The garbage collector works in three basic steps:
- Mark all objects that are still alive.
- Collect the objects that are not marked as alive.
- Compact the memory.
Your concern is step 1: How does the GC figure out that it shouldn't collect objects behind ref
and out
params?
When the GC performs a collection, it starts with a state where none of the objects is considered alive. It then goes from the root references and marks all those objects as alive. Root references are all references on the stack and in static fields. Then the GC goes recursively into the marked objects and marks all objects as alive that are referenced from them. This is repeated until no objects are found that are not already marked as alive. The result of this operation is an object graph.
A ref
or out
parameter has a reference on the stack, and so the GC will mark the respective object as alive, because the stack is a root for the object graph.

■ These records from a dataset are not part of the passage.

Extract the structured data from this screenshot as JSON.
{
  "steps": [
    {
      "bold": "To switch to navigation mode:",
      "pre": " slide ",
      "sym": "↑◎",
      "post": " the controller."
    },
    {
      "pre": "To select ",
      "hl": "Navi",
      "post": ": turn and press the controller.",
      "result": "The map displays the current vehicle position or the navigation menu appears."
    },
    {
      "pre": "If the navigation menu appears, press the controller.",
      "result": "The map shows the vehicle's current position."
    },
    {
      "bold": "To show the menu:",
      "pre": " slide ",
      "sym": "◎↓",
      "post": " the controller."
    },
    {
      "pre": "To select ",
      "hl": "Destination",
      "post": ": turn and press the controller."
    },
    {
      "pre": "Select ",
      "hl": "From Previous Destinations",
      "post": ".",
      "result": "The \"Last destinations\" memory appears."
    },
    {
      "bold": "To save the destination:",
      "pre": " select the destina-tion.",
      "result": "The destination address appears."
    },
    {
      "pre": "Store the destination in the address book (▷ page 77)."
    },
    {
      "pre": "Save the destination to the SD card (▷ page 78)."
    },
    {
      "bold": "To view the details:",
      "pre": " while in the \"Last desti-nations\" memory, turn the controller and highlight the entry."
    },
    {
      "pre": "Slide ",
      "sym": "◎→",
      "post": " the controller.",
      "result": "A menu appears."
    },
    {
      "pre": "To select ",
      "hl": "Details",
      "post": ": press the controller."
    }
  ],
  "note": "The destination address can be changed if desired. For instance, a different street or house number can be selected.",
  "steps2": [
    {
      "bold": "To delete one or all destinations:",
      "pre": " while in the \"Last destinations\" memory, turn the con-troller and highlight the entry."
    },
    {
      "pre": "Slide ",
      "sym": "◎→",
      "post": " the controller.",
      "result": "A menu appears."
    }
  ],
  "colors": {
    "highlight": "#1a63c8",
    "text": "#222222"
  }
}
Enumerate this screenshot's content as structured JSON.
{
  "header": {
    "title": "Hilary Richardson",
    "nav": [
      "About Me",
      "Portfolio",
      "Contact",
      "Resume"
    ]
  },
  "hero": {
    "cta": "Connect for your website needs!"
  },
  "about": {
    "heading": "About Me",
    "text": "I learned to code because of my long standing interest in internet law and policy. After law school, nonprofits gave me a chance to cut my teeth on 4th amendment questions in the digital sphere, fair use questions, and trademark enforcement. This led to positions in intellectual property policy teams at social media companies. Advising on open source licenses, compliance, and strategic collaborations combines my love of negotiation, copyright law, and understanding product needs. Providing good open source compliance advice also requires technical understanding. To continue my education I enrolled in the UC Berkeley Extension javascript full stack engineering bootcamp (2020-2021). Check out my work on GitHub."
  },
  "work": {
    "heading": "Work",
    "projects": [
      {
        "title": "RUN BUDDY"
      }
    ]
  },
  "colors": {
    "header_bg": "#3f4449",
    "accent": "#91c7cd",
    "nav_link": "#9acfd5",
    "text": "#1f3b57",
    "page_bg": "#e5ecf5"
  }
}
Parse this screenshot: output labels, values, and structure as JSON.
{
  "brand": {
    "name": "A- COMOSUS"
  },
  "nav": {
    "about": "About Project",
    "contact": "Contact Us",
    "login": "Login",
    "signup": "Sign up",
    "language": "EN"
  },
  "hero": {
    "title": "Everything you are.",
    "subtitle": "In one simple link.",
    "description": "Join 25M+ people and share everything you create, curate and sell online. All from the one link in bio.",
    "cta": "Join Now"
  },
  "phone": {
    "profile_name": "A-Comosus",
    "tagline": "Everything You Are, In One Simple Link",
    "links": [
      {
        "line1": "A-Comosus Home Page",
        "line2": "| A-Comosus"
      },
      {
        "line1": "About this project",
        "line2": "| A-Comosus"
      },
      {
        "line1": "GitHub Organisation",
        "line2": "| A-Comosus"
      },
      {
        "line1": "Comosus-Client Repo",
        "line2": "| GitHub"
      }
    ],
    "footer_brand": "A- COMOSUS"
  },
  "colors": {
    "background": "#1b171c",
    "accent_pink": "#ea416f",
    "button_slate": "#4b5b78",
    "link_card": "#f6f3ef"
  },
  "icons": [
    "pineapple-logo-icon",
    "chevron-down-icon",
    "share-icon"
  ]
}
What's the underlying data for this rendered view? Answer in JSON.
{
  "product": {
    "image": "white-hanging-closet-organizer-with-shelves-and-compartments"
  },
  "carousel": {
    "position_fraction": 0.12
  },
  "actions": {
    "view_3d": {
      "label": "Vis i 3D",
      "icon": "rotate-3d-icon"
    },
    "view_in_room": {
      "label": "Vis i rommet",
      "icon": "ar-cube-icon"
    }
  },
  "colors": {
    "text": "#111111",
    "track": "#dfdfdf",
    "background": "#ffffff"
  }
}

At the end of the process, the objects with only internal references are not marked, because there is no path from the root references that would reach them. This takes care of all circular references, too. These objects are considered dead and will be collected in the next step (that includes calling the finalizer, even though there is no guarantee for that).
At the end, the GC will move all alive objects to a continuous area of memory at the beginning of the heap. The rest of the memory will filled with zeroes. That simplifies the process of creating new objects, since their memory can always be allocated at the end of the heap and all fields already have the default values.
It is true that the GC needs some time to do all of this, but it still does it reasonably fast, due to some optimizations. One of the optimizations is to separate the heap into generations. All newly allocated objects are generation 0. All objects surviving the first collection are generation 1 and so forth. Higher generations are only collected if collecting lower generations does not free up enough memory. So, no, the GC does not always have to scan the entire heap.
You have to consider that, while the collection takes some time, allocating new objects (which happens much more often than a garbage collection) is much faster than in other implementations, where the heap looks more like a swiss cheese and you need some time to find a hole big enough for the new object (which you still need to initialize).